Richardson claims in his own AJC article that Republicans passed "the most sweeping ethics reform in the history of Georgia" last year. The Speaker fails to note that he was personally responsible for taking a very strong bill offered by Governor Perdue and removing the most significant reforms. The Ethics reform bill of 2005 was a good step forward, and we do have stronger laws regulating lobbying as a result. But all of the reform was on the supply side. House Republicans removed almost every attempt in the Governor's bill to enforce more ethical behavior on the part of elected officials. A stronger stance by Senate leaders last year and some last minute arm twisting by the Governor were the only things that gave us any ethics reform at all in 2005.
When Democrats were in control, did House leaders exhibit a similar reluctance to pass laws limiting their own ability to accept money and gifts from lobbyists? Absolutely, as Common Cause, the press, and others observed at the time. Our public statements placed the blame for the failure to pass what would have been truly the most significant ethics reform in state history in 2004 squarely where it belonged.

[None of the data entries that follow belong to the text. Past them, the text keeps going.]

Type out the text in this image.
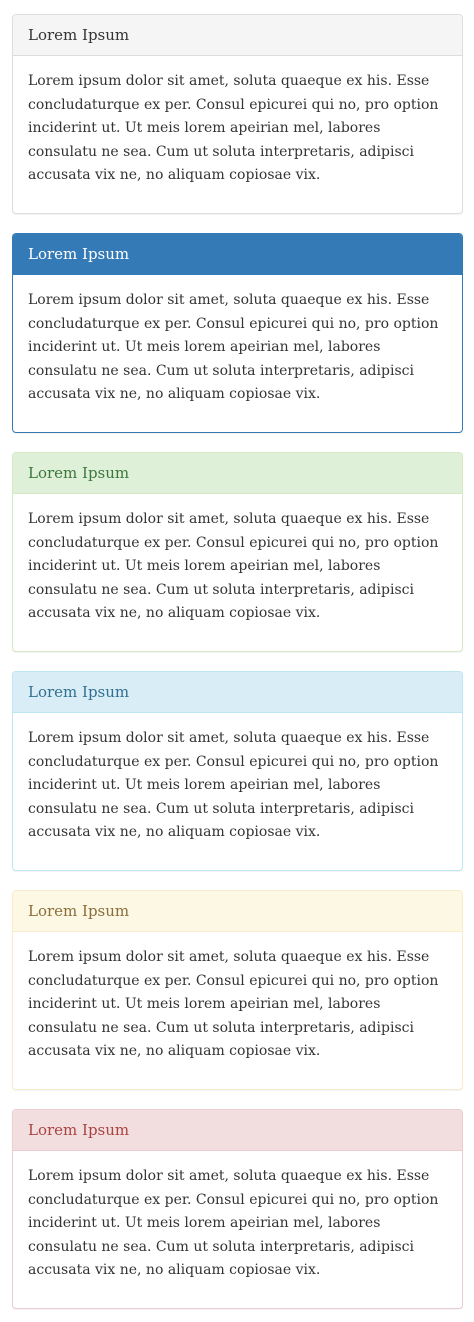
Lorem Ipsum
Lorem ipsum dolor sit amet, soluta quaeque ex his. Esse concludaturque ex per. Consul epicurei qui no, pro option inciderint ut. Ut meis lorem apeirian mel, labores consulatu ne sea. Cum ut soluta interpretaris, adipisci accusata vix ne, no aliquam copiosae vix.
Lorem Ipsum
Lorem ipsum dolor sit amet, soluta quaeque ex his. Esse concludaturque ex per. Consul epicurei qui no, pro option inciderint ut. Ut meis lorem apeirian mel, labores consulatu ne sea. Cum ut soluta interpretaris, adipisci accusata vix ne, no aliquam copiosae vix.
Lorem Ipsum
Lorem ipsum dolor sit amet, soluta quaeque ex his. Esse concludaturque ex per. Consul epicurei qui no, pro option inciderint ut. Ut meis lorem apeirian mel, labores consulatu ne sea. Cum ut soluta interpretaris, adipisci accusata vix ne, no aliquam copiosae vix.
Lorem Ipsum
Lorem ipsum dolor sit amet, soluta quaeque ex his. Esse concludaturque ex per. Consul epicurei qui no, pro option inciderint ut. Ut meis lorem apeirian mel, labores consulatu ne sea. Cum ut soluta interpretaris, adipisci accusata vix ne, no aliquam copiosae vix.
Lorem Ipsum
Lorem ipsum dolor sit amet, soluta quaeque ex his. Esse concludaturque ex per. Consul epicurei qui no, pro option inciderint ut. Ut meis lorem apeirian mel, labores consulatu ne sea. Cum ut soluta interpretaris, adipisci accusata vix ne, no aliquam copiosae vix.
Lorem Ipsum
Lorem ipsum dolor sit amet, soluta quaeque ex his. Esse concludaturque ex per. Consul epicurei qui no, pro option inciderint ut. Ut meis lorem apeirian mel, labores consulatu ne sea. Cum ut soluta interpretaris, adipisci accusata vix ne, no aliquam copiosae vix.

In 2004, the Republican Senate passed Governor Perdue's ethics reform bill. Under the leadership of Chair Mary Margaret Oliver, the House Judiciary committee endorsed that bill with unanimous bi-partisan support and added campaign finance reform measures. But that bill got no further. It was dead on arrival at the Democratic controlled Rules Committee.
We publicly criticized then Speaker Coleman and his lieutenants Jimmy Skipper and Calvin Smyre for killing the reforms. It was rumored that Skipper counseled his colleagues that passing the bill would result in having them all wearing "orange jumpsuits." Coleman's quote on the Richardson MMV fund was in keeping with his previous attitudes on reform. "I had a Speaker's PAC... but [Republicans] have developed it into a fine science. My hat's off to them."
The problem isn't with Republican or Democratic leadership, conservative or liberal leadership, black or white leadership, rural, suburban, or urban leadership. The problem is an amazing arrogance of power that makes some leaders forget that they were elected to serve the people of Georgia, not those individuals, corporations, and associations which bring $20,000 checks to the Capitol looking for special treatment in return.
Georgians need to let their legislative leaders past and present know that they work for us, and this blatant courting of special interest money, legal or not, stinks to high heaven and needs to stop.